For much of the rally off the April lows, two powerful market forces consistently worked in favor of investors: positive dealer gamma and aggressive buying from trend-following Commodity Trading Advisors (CTAs). Both acted as stabilizers, helping absorb volatility and reinforcing upside momentum. That backdrop is beginning to change.
Recent Goldman Sachs analysis suggests the market is now approaching several key CTA selling thresholds, while options market dynamics have shifted from positive gamma to negative gamma. Together, these developments remove two important sources of support that helped fuel the advance in equities over the last several months.
What Is a CTA?
Commodity Trading Advisors, or CTAs, are systematic trend-following funds that manage hundreds of billions of dollars globally across equities, bonds, currencies, and commodities.
Unlike traditional investors, CTAs generally do not make decisions based on earnings, valuations, economic forecasts, or news headlines. Instead, they follow mathematical models built around price trends, momentum, and volatility.
Rising markets typically trigger CTA buying.
Falling markets trigger CTA selling.
The stronger the trend, the larger the position.
Because many CTA strategies follow similar signals, they can create large and sometimes self-reinforcing market moves.
Current Positioning Remains Long
According to Goldman Sachs, CTAs currently hold approximately $46 billion of long U.S. equity exposure, placing positioning near the 65th percentile of the last five years.
Current CTA Position: +$46B
Five-Year Average: +$26B
Historical High: +$66B
Historical Low: -$53B
While positioning is not extreme, CTAs remain meaningfully long equities, leaving room for significant liquidation if market trends deteriorate.
The Asymmetry Problem
The most important takeaway from Goldman is not current positioning but rather the asymmetry of future flows.
Over the next month:
Bullish Scenario
CTAs expected to buy approximately $39B globally.
Roughly $3B would flow into U.S. equities.
Bearish Scenario
CTAs could sell approximately $144B globally.
Nearly $55B could come out of U.S. equities.

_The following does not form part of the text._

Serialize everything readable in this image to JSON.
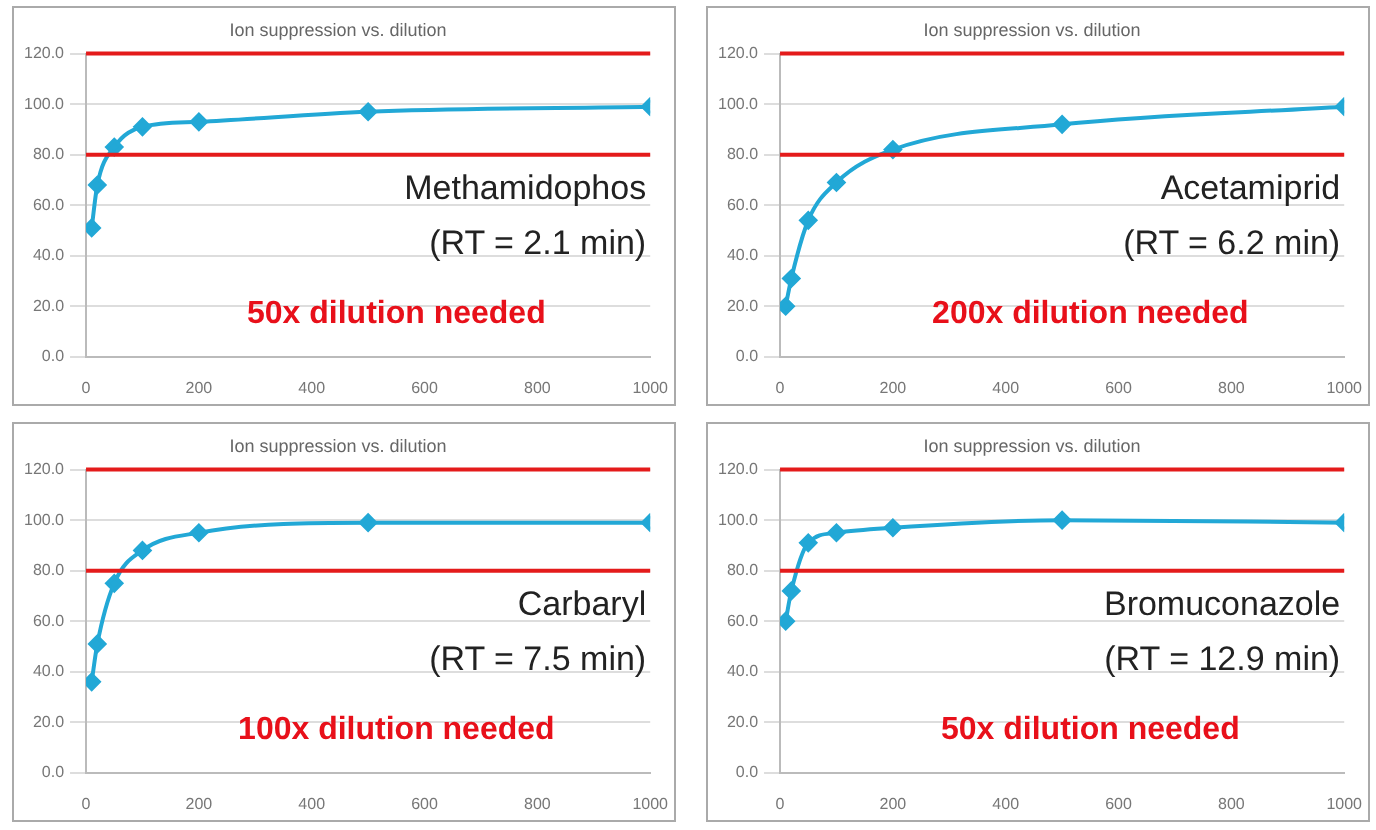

In simple terms, there is substantially more potential selling than buying currently embedded in systematic positioning models.
Key Sell Triggers Are Approaching
Goldman tracks short-term, medium-term, and long-term trend models that drive CTA positioning.
Current thresholds:
Short-Term CTA Sell Trigger: We are Here.
Medium-Term CTA Sell Trigger: Approximately 4% away.
Long-Term CTA Sell Trigger: Approximately 9% away.
The short-term trend has already weakened materially and is flirting with levels that could trigger additional systematic selling.
The medium- and long-term trends remain positive, meaning the broader bull market has not yet broken. However, further weakness could quickly change that picture.
Why Negative Gamma Matters
At the same time CTA risks are increasing, options market dynamics have also shifted.
Dealer gamma has recently flipped negative.
When dealers are long gamma, they tend to buy weakness and sell strength, helping stabilize markets.
When dealers are short gamma:
Selling can create more selling.
Volatility becomes amplified.
Market swings become larger.
Trend-following flows become more influential.
The combination of negative gamma and potential CTA selling creates an environment where downside moves can become self-reinforcing.
Liquidity Is Not Helping
Another concern is market liquidity.
Goldman notes that S&P futures market depth remains well below historical averages.
Current top-of-book liquidity sits near $4 million compared to a long-term average of approximately $12 million.
Thin liquidity means:
Large orders move prices more easily.
Volatility can spike rapidly.
Systematic flows have a larger impact on market direction.
A market capable of absorbing $40 billion of selling in 2021 may struggle to absorb similar flows today.
Why Next Week Matters
The timing is particularly important given the event calendar ahead.
Investors face:
Federal Reserve meeting.
June options expiration.
30-year Treasury auctions.
Ongoing inflation concerns (CPI, PPI).
Elevated geopolitical uncertainty.
Continued scrutiny of AI-related spending and earnings (ORCL).
These events could determine whether current weakness remains a healthy correction or evolves into a deeper trend breakdown.
Technical Picture
The S&P 500 managed to bounce from its 50-day moving average overnight, an area many technical traders view as the first major support zone.
However, buyers should remain cautious.
A single bounce does not reverse deteriorating momentum signals.
Until the market can reclaim leadership, improve breadth, and stabilize trend indicators, sellers maintain the tactical advantage.
Bottom Line
Goldman's CTA analysis is not forecasting a market crash. Instead, it highlights an increasingly unfavorable flow setup.
CTAs remain long roughly $46 billion of U.S. equities, but the amount of potential future buying has become limited while downside liquidation risks have grown substantially. Combined with negative gamma positioning and thin market liquidity, the market has lost two important tailwinds that previously supported equities.
The longer-term trend remains intact, but the short-term trend is flashing caution. With the Fed meeting and June options expiration approaching, investors should recognize that the balance of risks has shifted from chasing upside momentum to managing downside volatility.